Directement après ce préambule s’ouvre la première partie du livre, qui s’intitule « La persécution invisible (2006-2010) » et débute par une courte introduction visant à situer le peuple ouïghour en tant que peuple colonisé d’Asie centrale. Il est ainsi présenté comme : « un peuple turcophone et musulman » vivant dans une région baptisée « Nouvelle frontière » en 1884 par les autorités de la dynastie impériale des Qing, ayant connu « deux vaines tentatives de création d’États ouïghours indépendants : la République islamique du Turkestan oriental (RITO) (1933-1934), puis la République du Turkestan oriental (RTO) (1945-1949). [sic] » (p. 18). Sont ensuite mentionnées succinctement la fin de la République du Turkestan oriental en 1949, les colonisations russe et chinoise de l’Asie centrale, et des données démographiques datant de 2010 sur les populations ouïghoures en Asie centrale et dans le reste du monde. Cela permet à l’autrice de situer la Région ouïghoure dans le contexte historique régional, en mentionnant les processus de colonisation ayant conduit, à partir de la seconde moitié du 19e siècle, à la division de l’Asie centrale en un Turkestan russe et un Turkestan chinois, dit Turkestan oriental. Cette rapide synthèse situe donc les rapports entre les autorités chinoises et le peuple ouïghour dans l’histoire coloniale de l’Asie centrale, avant de s’achever sur la mention des « évènements de juillet 2009 à Urumqi [sic] » comme un point de bascule dans l’histoire récente de la région.

Le reste de la première partie est articulé en sous-parties, chacune axée sur une étape de l’enquête conduite par Sylvie Lasserre, entre 2006 et 2020. La première retrace le déroulement des manifestations survenues à Ürümchi le 5 juillet 2009, leur répression par les autorités locales, et les expéditions punitives lancées par les colons chinois dans les quartiers ouïghours au cours des jours suivants.
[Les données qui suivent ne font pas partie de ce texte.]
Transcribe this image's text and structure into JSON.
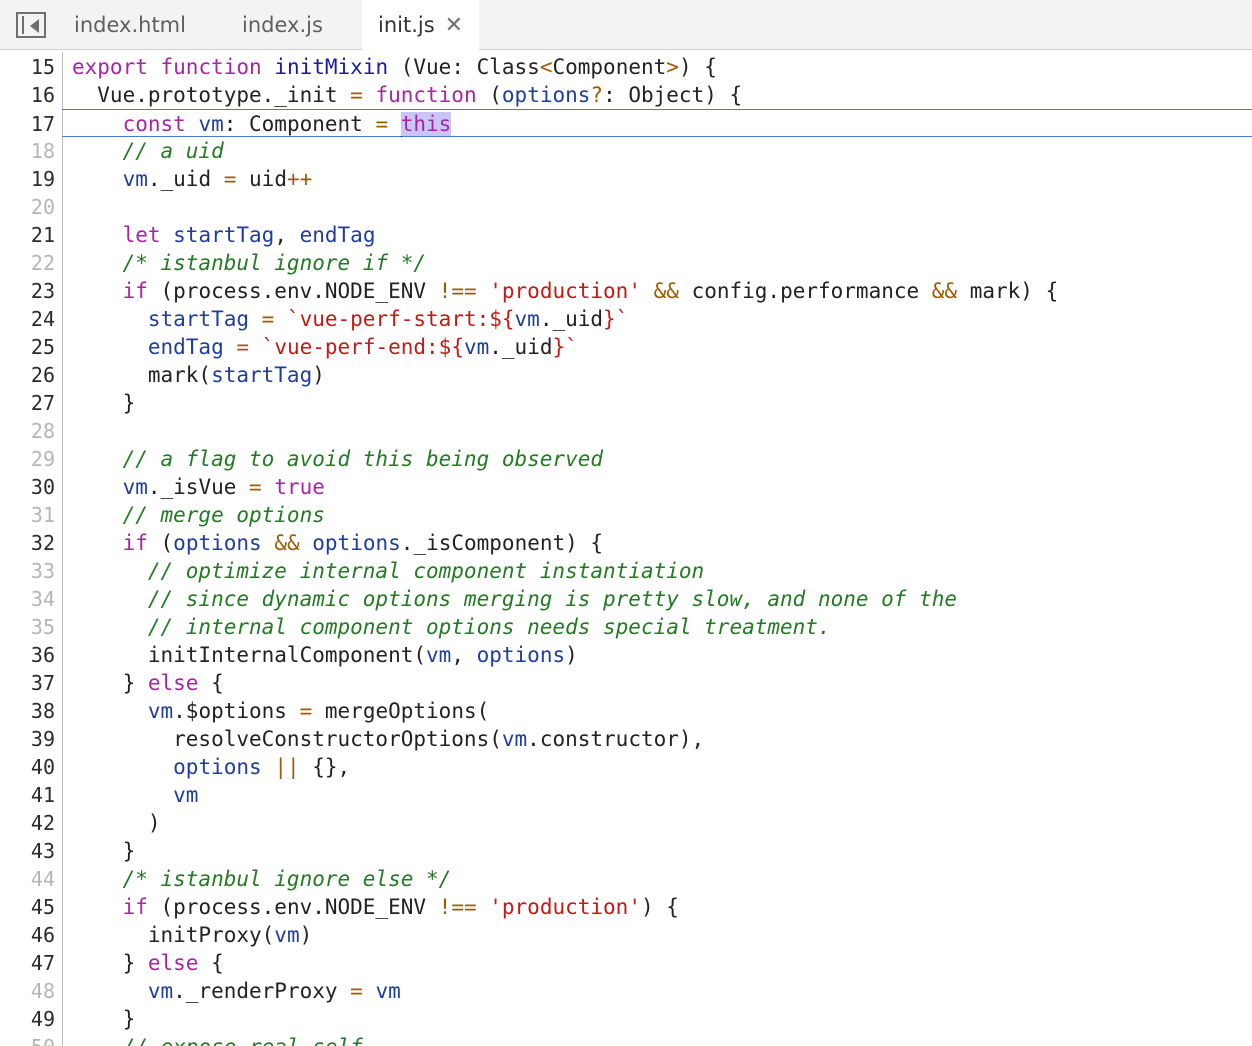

L’autrice reconstitue ces évènements à partir de témoignages recueillis à l’époque auprès de la diaspora ouïghoure en France et d’articles de presse dont elle fait mention sans toutefois les citer. Vient ensuite un descriptif de la manifestation et du rassemblement organisés les 8 et 18 juillet 2009 à Paris, évènements auxquels l’autrice a participé de manière active aux côtés de ses amis ouïghours. La sous-partie suivante fait le récit de ses différentes rencontres avec Rebiya Kadeer à Paris, Genève et Munich, entre 2006 et 2007. Elle restitue une partie de la vie de cette femme politique ouïghoure, ancienne membre de la Conférence politique consultative du peuple chinois, exilée après avoir été emprisonnée en Chine entre 1999 et 2005, puis devenue présidente du Congrès mondial ouïghour. Cette sous-partie s’ouvre ensuite sur le récit du voyage que l’autrice a effectué en Région ouïghoure en 2007.

Ce voyage commence par l’arrivée de Sylvie Lasserre à l’aéroport d’Almaty, ville du Kazakhstan par laquelle elle transite pour rejoindre la Région ouïghoure en voiture, via un trajet de plus de 300 kilomètres. À la description du passage de la frontière sino-kazakhe succède la rencontre avec Bahtiyar, le premier interprète ouïghour de l’autrice avec lequel elle atteint la ville de Ghulja. Après quelques jours sur place, elle se rend avec lui à Ürümchi, capitale de la Région ouïghoure. Elle y rencontre Dilraba, jeune femme ouïghoure qui lui servira d’interprète pour la suite de son voyage qu’elle poursuit en train vers Kachgar. À partir de là, elle effectue trois courtes visites à l’extérieur de la ville, l’une auprès d’un « chaman » (baxshi) de la région de Kachgar, l’autre au mausolée d’Âfâq Khwâja, et la dernière dans celui de Satuq Bughra Khan, dans les environs d’Atush, avant de repasser par Ürümchi pour finalement rentrer en France en faisant à nouveau étape au Kazakhstan.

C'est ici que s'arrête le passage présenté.